My answers were initially different from those provided by caret. After inspection I discovered that caret and I were placing prediction/actual in different rows/columns. In order to bring the answers, and code, into alignment, I altered all of my methods to match caret. Afterwards, all of the answers matched.

Investigate the pROC package. Use it to generate an ROC curve for the data set. How do the results compare with your own functions?

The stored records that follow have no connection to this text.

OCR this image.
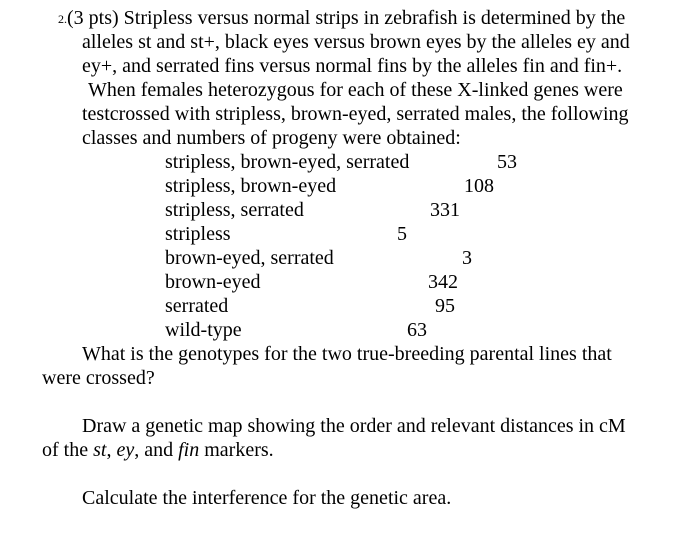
2.(3 pts) Stripless versus normal strips in zebrafish is determined by the
alleles st and st+, black eyes versus brown eyes by the alleles ey and
ey+, and serrated fins versus normal fins by the alleles fin and fin+.
When females heterozygous for each of these X-linked genes were
testcrossed with stripless, brown-eyed, serrated males, the following
classes and numbers of progeny were obtained:
stripless, brown-eyed, serrated	53
stripless, brown-eyed	108
stripless, serrated	331
stripless	5
brown-eyed, serrated	3
brown-eyed	342
serrated	95
wild-type	63
What is the genotypes for the two true-breeding parental lines that
were crossed?
Draw a genetic map showing the order and relevant distances in cM
of the st, ey, and fin markers.
Calculate the interference for the genetic area.
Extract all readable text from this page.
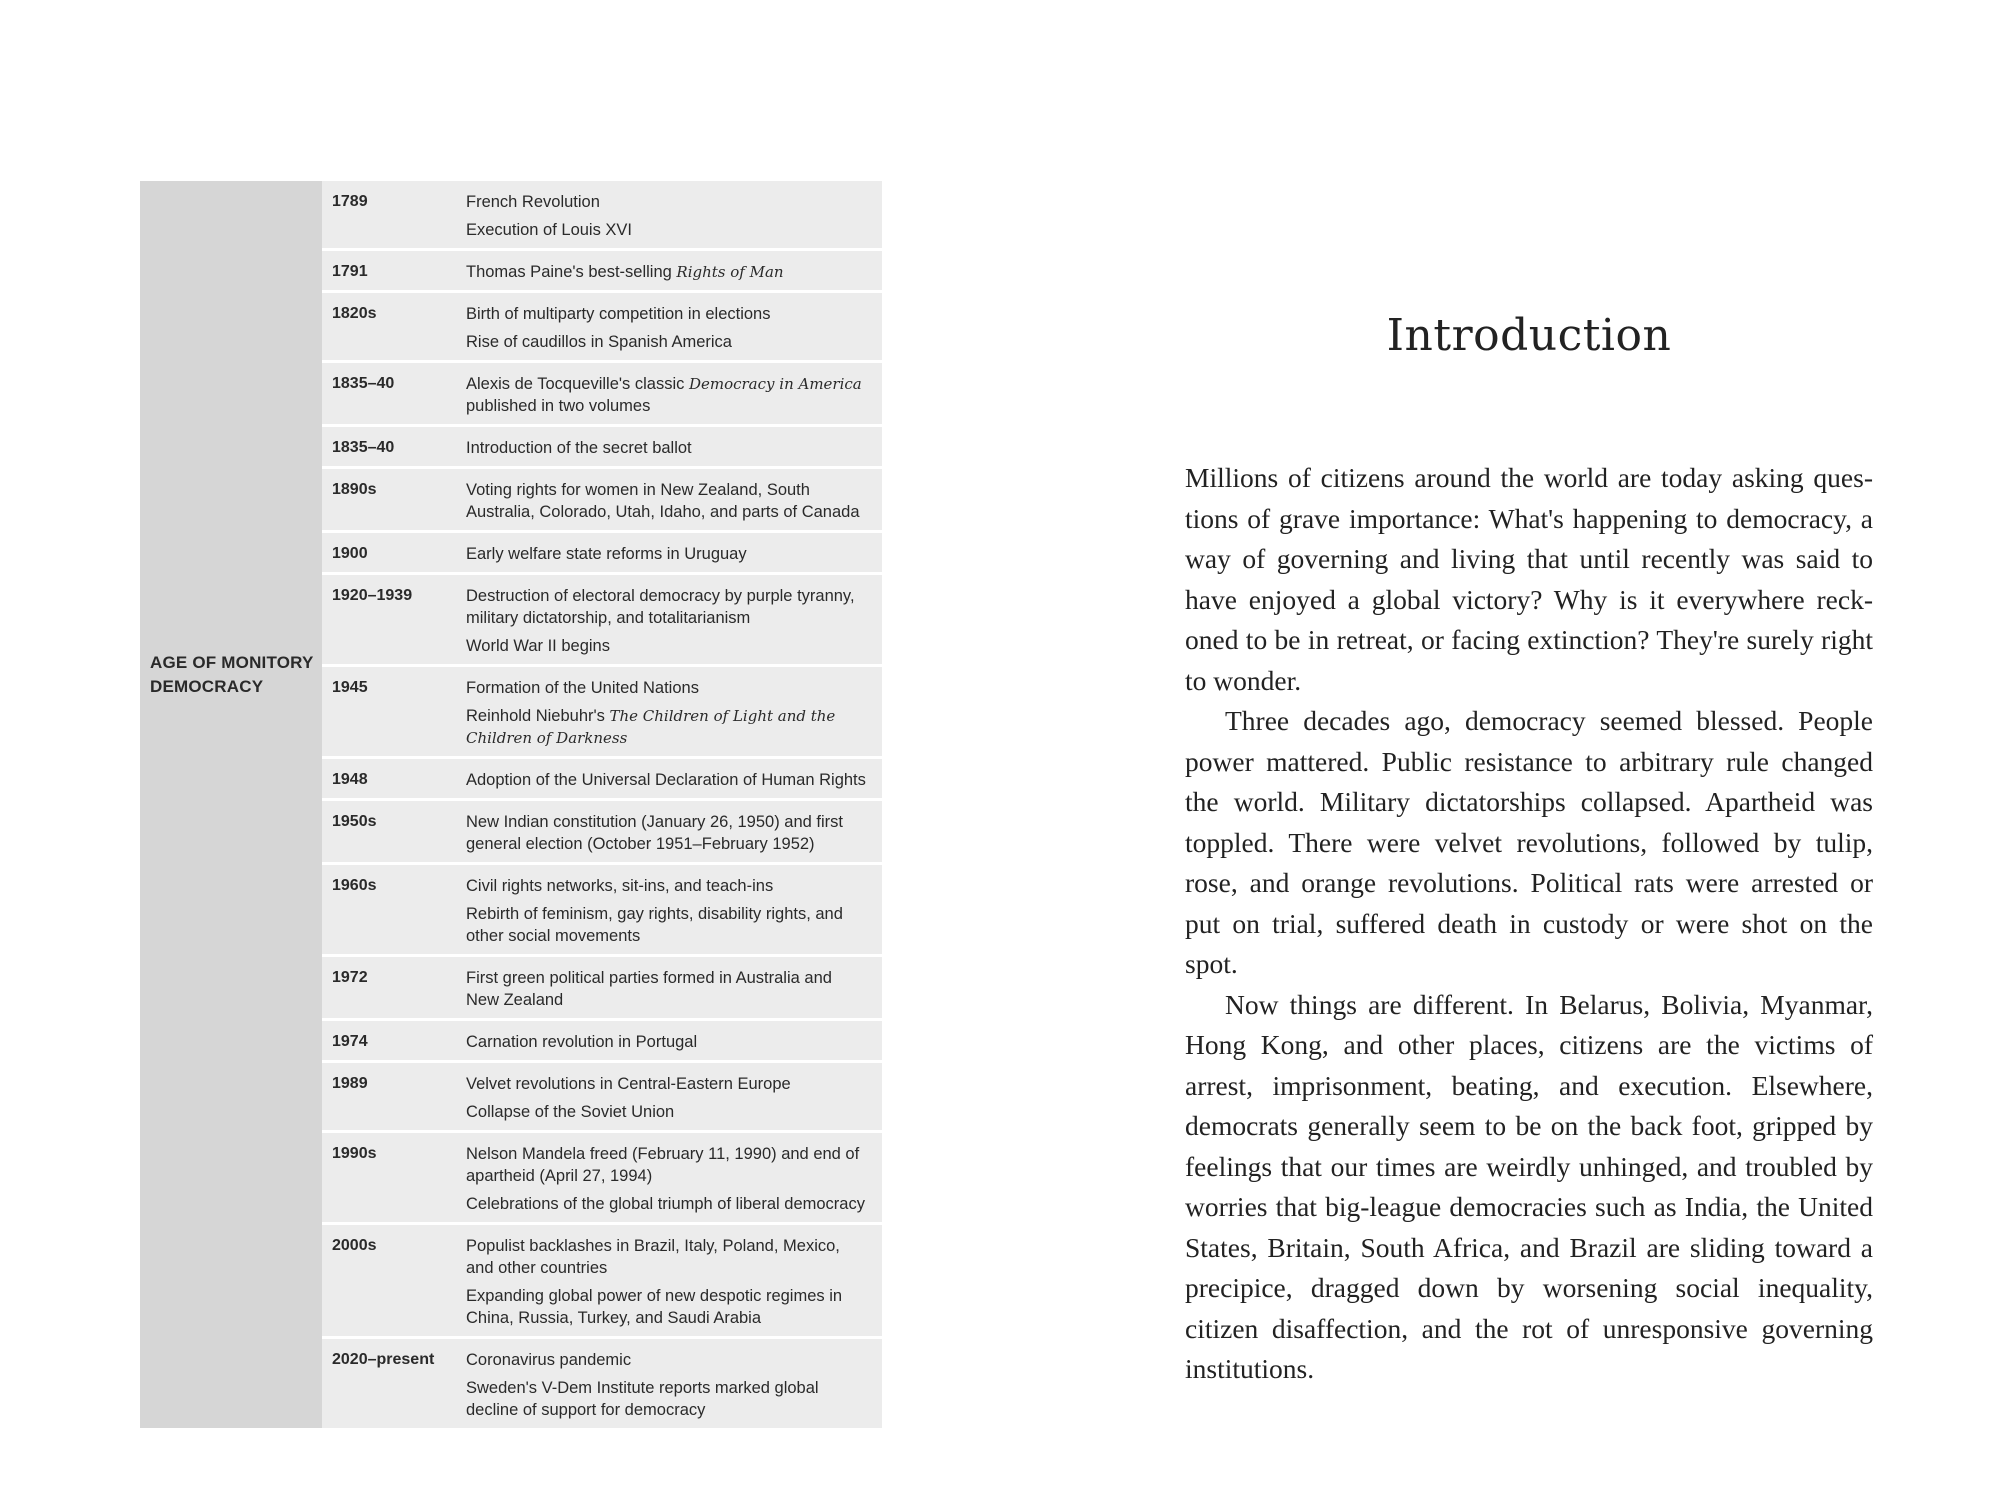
AGE OF MONITORY
DEMOCRACY
1789	French Revolution
Execution of Louis XVI
1791	Thomas Paine's best-selling Rights of Man
1820s	Birth of multiparty competition in elections
Rise of caudillos in Spanish America
1835–40	Alexis de Tocqueville's classic Democracy in America published in two volumes
1835–40	Introduction of the secret ballot
1890s	Voting rights for women in New Zealand, South Australia, Colorado, Utah, Idaho, and parts of Canada
1900	Early welfare state reforms in Uruguay
1920–1939	Destruction of electoral democracy by purple tyranny, military dictatorship, and totalitarianism
World War II begins
1945	Formation of the United Nations
Reinhold Niebuhr's The Children of Light and the Children of Darkness
1948	Adoption of the Universal Declaration of Human Rights
1950s	New Indian constitution (January 26, 1950) and first general election (October 1951–February 1952)
1960s	Civil rights networks, sit-ins, and teach-ins
Rebirth of feminism, gay rights, disability rights, and other social movements
1972	First green political parties formed in Australia and New Zealand
1974	Carnation revolution in Portugal
1989	Velvet revolutions in Central-Eastern Europe
Collapse of the Soviet Union
1990s	Nelson Mandela freed (February 11, 1990) and end of apartheid (April 27, 1994)
Celebrations of the global triumph of liberal democracy
2000s	Populist backlashes in Brazil, Italy, Poland, Mexico, and other countries
Expanding global power of new despotic regimes in China, Russia, Turkey, and Saudi Arabia
2020–present	Coronavirus pandemic
Sweden's V-Dem Institute reports marked global decline of support for democracy
Introduction

Millions of citizens around the world are today asking ques- tions of grave importance: What's happening to democracy, a way of governing and living that until recently was said to have enjoyed a global victory? Why is it everywhere reck- oned to be in retreat, or facing extinction? They're surely right to wonder.

Three decades ago, democracy seemed blessed. People power mattered. Public resistance to arbitrary rule changed the world. Military dictatorships collapsed. Apartheid was toppled. There were velvet revolutions, followed by tulip, rose, and orange revolutions. Political rats were arrested or put on trial, suffered death in custody or were shot on the spot.

Now things are different. In Belarus, Bolivia, Myanmar, Hong Kong, and other places, citizens are the victims of arrest, imprisonment, beating, and execution. Elsewhere, democrats generally seem to be on the back foot, gripped by feelings that our times are weirdly unhinged, and troubled by worries that big-league democracies such as India, the United States, Britain, South Africa, and Brazil are sliding toward a precipice, dragged down by worsening social inequality, citizen disaffection, and the rot of unresponsive governing institutions.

ROCRPred <- prediction(data[, 11], data[, 9])
ROCRPref <- performance(ROCRPred, 'tpr', 'fpr')
sintegral(unlist(ROCRPref@x.values), unlist(ROCRPref@y.values), n.pts=1)$cdf$y

## [1] 0.7997076

plot(ROCRPref, colorize=TRUE, print.cutoffs.at = seq(0.1, by=0.1))

ROC(data, 9, 11)

## [[1]]

## 
## [[2]]
## [1] 0.7689469

The results are nearly identical between my graph and the one from the ROCR package. There are slight differences that appear to be due to my choice of sequencing only 100 equally spaces points between 0 and 1. This is represented in the incredibly small different in the AUC calcations from my graph compared to the ROCR package. A difference of only \(\approx 0.03\) indicates that our answers are in alignment.